A few years ago I was running a group for the non-Jewish spouses in my synagogue – JUST the spouses, no Jews. They were able to complain and rejoice, to question and answer each other. It was a powerful time for all of us. I loved learning from them. One woman in the group complained repeatedly that she would not be allowed to have an Aliyah at her child’s upcoming b’mitzvah. The other members of the group pointed out to her that she identified as a Christian and was adamantly not Jewish. They talked about boundaries and reasonable expectations. But still she was frustrated and unhappy. Then it occurred to me that she kept listing all the things she had done to support her child in developing a Jewish identity and in supporting her husband at the synagogue. She was feeling unappreciated! She wanted a moment of recognition. I could do something IMMEDIATELY to recognize her contributions to the congregation and the Jewish community. I make her a certificate of appreciation. I presented it to her at the next meeting. She was thrilled.
Please take a look at this certificate. Does someone you know deserve one? Don’t wait to be asked. Just do it.

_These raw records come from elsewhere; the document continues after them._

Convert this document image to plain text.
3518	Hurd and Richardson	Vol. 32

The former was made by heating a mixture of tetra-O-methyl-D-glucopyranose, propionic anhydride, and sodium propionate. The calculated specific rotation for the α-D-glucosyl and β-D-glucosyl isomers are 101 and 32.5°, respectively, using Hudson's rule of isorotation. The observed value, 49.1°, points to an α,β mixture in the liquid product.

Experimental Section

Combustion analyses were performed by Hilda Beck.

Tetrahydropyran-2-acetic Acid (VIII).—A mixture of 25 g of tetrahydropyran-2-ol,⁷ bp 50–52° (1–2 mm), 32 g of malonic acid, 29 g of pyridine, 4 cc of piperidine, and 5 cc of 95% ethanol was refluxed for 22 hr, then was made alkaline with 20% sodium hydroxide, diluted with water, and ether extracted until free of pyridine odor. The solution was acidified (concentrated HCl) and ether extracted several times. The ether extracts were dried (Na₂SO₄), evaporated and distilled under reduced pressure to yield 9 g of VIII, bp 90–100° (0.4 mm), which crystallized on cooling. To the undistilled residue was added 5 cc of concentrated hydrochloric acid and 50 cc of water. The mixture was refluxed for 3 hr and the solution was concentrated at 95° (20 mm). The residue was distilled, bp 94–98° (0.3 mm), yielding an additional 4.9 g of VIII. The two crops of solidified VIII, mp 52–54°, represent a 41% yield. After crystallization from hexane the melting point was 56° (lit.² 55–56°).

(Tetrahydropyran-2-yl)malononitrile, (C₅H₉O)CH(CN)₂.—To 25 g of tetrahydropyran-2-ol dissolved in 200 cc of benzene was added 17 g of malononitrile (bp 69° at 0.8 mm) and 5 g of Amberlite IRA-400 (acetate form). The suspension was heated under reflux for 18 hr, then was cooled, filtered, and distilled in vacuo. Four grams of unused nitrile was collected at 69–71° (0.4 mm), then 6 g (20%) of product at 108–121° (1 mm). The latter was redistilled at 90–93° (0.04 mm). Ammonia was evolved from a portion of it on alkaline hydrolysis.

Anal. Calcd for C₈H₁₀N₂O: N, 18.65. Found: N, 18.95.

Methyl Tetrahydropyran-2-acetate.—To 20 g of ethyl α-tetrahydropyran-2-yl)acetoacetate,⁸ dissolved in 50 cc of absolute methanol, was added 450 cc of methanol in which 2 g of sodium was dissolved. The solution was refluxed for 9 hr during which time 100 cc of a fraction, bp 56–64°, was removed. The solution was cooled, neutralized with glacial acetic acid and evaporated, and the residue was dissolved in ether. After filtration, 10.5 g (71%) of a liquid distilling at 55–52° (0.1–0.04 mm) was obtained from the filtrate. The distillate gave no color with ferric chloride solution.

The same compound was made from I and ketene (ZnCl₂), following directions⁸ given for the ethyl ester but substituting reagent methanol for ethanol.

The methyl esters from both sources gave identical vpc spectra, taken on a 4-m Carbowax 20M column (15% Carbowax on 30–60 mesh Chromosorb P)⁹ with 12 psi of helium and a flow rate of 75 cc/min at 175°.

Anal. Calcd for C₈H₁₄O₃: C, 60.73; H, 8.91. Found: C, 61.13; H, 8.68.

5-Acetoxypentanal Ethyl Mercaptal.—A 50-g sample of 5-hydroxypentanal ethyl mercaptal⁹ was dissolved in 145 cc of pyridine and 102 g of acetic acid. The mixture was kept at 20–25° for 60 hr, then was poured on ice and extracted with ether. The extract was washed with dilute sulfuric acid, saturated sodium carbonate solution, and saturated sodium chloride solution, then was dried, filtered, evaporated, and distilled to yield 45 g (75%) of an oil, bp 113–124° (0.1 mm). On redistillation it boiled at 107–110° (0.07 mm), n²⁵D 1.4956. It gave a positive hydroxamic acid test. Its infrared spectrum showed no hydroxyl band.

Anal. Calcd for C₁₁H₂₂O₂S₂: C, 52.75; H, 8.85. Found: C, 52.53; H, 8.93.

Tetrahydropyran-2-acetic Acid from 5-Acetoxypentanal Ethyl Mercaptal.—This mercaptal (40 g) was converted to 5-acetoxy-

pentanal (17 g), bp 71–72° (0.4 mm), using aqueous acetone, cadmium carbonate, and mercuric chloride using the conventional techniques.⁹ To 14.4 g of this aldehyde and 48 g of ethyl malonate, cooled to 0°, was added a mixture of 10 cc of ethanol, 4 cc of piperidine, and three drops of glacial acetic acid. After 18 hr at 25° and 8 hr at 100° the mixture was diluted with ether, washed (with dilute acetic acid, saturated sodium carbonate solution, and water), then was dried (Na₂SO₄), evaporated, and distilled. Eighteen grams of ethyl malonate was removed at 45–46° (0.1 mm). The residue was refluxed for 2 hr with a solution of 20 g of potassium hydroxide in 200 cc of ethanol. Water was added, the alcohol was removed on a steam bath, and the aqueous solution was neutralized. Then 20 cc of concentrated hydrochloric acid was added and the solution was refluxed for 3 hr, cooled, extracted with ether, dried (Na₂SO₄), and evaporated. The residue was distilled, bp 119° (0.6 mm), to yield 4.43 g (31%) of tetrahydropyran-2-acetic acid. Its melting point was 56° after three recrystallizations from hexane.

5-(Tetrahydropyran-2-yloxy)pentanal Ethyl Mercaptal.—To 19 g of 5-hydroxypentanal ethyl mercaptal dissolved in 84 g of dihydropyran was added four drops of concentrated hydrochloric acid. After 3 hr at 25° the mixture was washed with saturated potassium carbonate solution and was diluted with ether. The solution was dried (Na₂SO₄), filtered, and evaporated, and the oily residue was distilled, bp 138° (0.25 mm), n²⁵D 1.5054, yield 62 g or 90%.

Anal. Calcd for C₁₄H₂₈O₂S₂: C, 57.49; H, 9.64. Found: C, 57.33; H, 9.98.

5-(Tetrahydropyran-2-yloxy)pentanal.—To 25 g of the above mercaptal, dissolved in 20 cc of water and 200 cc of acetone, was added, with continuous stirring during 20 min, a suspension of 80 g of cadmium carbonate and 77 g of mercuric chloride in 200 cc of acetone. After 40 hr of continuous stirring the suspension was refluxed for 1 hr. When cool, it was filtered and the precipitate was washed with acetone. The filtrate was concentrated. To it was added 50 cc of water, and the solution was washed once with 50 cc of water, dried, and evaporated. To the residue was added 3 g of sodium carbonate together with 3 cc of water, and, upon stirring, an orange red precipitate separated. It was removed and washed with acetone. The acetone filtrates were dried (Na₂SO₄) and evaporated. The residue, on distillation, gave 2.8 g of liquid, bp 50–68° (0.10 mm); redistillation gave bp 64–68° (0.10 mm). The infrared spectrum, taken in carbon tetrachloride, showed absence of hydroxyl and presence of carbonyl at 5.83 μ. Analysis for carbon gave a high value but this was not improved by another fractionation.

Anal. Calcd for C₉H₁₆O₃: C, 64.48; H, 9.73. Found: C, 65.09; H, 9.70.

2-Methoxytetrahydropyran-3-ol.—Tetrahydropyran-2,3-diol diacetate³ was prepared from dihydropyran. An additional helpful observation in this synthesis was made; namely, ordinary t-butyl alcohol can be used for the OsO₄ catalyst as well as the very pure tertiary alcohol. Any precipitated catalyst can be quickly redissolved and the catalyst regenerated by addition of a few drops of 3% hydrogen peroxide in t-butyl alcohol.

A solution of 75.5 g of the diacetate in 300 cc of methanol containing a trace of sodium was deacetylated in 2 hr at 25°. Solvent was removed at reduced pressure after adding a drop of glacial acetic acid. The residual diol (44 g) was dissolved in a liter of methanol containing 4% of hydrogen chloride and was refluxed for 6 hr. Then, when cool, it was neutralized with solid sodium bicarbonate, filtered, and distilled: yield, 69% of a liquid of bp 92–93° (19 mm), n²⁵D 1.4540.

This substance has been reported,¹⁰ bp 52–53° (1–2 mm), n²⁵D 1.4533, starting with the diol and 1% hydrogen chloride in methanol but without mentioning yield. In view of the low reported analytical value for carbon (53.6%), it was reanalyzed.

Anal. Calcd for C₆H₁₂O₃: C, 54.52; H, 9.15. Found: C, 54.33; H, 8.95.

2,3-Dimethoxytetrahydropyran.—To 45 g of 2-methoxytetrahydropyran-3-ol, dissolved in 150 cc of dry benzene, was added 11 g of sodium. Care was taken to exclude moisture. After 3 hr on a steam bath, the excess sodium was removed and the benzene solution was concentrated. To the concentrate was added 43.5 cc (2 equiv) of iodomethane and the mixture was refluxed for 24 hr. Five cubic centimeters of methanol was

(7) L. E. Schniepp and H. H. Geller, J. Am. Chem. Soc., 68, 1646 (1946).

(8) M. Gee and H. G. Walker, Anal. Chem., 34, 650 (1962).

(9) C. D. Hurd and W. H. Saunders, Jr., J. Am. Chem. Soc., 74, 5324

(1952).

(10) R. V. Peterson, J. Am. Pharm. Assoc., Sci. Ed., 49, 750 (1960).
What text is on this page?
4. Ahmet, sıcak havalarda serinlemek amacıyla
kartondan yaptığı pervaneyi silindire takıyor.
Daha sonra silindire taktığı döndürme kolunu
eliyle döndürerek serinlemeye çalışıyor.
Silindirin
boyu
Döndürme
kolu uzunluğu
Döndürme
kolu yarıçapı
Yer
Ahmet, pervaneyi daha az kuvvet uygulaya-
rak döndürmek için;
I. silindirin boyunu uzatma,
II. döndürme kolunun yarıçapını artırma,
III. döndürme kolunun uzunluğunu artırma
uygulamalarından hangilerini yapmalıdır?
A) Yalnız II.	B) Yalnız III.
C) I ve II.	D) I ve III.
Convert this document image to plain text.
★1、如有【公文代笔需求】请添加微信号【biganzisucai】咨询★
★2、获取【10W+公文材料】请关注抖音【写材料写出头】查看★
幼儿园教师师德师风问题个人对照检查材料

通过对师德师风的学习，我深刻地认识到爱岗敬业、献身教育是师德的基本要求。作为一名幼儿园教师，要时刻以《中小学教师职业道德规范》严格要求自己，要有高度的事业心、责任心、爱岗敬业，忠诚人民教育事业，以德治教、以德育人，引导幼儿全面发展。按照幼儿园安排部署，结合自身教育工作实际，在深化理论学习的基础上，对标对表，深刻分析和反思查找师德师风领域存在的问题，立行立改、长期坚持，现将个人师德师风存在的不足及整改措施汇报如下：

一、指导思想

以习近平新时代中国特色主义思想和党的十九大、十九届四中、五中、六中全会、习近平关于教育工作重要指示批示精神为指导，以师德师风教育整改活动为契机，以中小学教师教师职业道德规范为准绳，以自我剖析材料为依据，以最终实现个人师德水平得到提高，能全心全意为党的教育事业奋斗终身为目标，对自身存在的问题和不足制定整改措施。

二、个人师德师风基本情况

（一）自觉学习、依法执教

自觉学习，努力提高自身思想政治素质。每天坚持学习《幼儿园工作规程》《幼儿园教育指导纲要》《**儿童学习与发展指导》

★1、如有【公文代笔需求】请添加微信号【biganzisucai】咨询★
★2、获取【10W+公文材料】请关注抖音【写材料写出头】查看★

I offered this idea to couples wanting to honor the non-Jewish grandparents at a b’mitzvah. PERSONALIZE your certificate. Ask your child what they feel grateful for in regard to their grandparents. Did their Catholic grandparents attend the service when they received their chumash? Did they host sleepovers for the Jewish tweens club? Did they learn a bit of Hebrew so they could join in with Shabbat blessings? Did they role model kindness, generosity, hard work? What universal values did they teach?
If you are making a certificate for a non-Jewish parent do the same things.
The signers of your certificate can be whomever you like – family members, your rabbi, the chair of the Education committee. It’s up to you.
Remember that it is never too late to say thank you. Make a certificate today!